Text: Trials Guru/ Moffat Racing, John Moffat 2015
Photos: Supplied by the Derek Cranfield Archive.
Photo: Dave Renham, Bultaco UK/InMotion 2015
One thought on “Derek Cranfield – “My Sixty Years in Trials””
I had the pleasure of working with Derek for approx 5 years at Len Savage Motorcycles. I joined him as mechanic not long after Len had his heart attack. The shop then consisted of nothing more than what was the front and back rooms of the house that origionaly Len and his family had occupied. The “workshop” area was roughly 4 foot by 7 foot and had no facilities, to do an oil change ment lying on the floor and hopeing no one trod on you. The toilets were the public ones over the road!
One year when Derek was at the Scottish I managed to sell every bike we had. Thinking I was in for a bonus you can imagine how I felt when he tore into me on his return as he would now have to spend his first day back finding more stock!
Eventualy the shop moved into the premises everyone mainly remembers. What luxury: Proper workshop, store room and best of all toilets on site!

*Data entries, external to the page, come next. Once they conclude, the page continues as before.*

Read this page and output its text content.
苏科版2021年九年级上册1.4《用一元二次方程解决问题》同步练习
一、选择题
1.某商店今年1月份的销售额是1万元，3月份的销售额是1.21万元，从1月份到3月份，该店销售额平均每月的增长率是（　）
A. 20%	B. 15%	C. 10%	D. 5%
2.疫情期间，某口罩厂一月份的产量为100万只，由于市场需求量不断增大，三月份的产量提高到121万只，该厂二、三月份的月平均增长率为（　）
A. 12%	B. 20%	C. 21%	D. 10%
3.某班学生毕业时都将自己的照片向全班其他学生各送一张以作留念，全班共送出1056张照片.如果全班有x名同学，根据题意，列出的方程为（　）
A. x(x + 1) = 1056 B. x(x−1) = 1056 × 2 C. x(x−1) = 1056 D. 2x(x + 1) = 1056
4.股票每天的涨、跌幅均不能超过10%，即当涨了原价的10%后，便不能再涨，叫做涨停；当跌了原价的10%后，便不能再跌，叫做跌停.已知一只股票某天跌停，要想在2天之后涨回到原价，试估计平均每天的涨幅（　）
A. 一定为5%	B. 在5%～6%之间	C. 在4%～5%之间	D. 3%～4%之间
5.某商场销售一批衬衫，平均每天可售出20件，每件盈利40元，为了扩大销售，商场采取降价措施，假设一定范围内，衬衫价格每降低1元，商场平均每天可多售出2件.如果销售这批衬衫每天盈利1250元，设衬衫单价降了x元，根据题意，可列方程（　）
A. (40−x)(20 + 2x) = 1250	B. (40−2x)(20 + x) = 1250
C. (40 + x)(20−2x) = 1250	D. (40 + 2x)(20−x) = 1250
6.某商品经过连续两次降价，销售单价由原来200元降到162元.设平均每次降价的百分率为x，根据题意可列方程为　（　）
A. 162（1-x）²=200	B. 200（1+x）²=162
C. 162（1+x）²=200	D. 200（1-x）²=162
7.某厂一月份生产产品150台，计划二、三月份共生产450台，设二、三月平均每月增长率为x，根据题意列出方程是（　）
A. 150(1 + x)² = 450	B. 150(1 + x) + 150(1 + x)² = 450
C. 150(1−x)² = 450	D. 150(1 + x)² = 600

Derek’s Comerfords connections saw us appointed Bultaco agents and the tricks of the ledgendary Reg May were soon passed on. Derek provided me a bike and many of the secrets were applied . Its thanks to Derek that I was able to ride many of the Nationals including some British Chanpionship rounds. I remember riding from my place on my Bultaco when still dark to meet Derek in Guildford to go to a National in Wales. At that time he still had a Beetle……………..Derek is the only person I know who can corner a Beetle on two wheels towing a trailer!
Len Savage M/C became quite a meeting point and many of the later “stars” came through the doors after their school days and at weekends. One, a certain Steve Moore was for a time my appentice. A certain Clive Dobson, Len Hutty (RIP) , Dave Renham and so many more.
Without a doubt my time with Derek was the best I will always remember it fondly and for me he is and will remain : The Boss.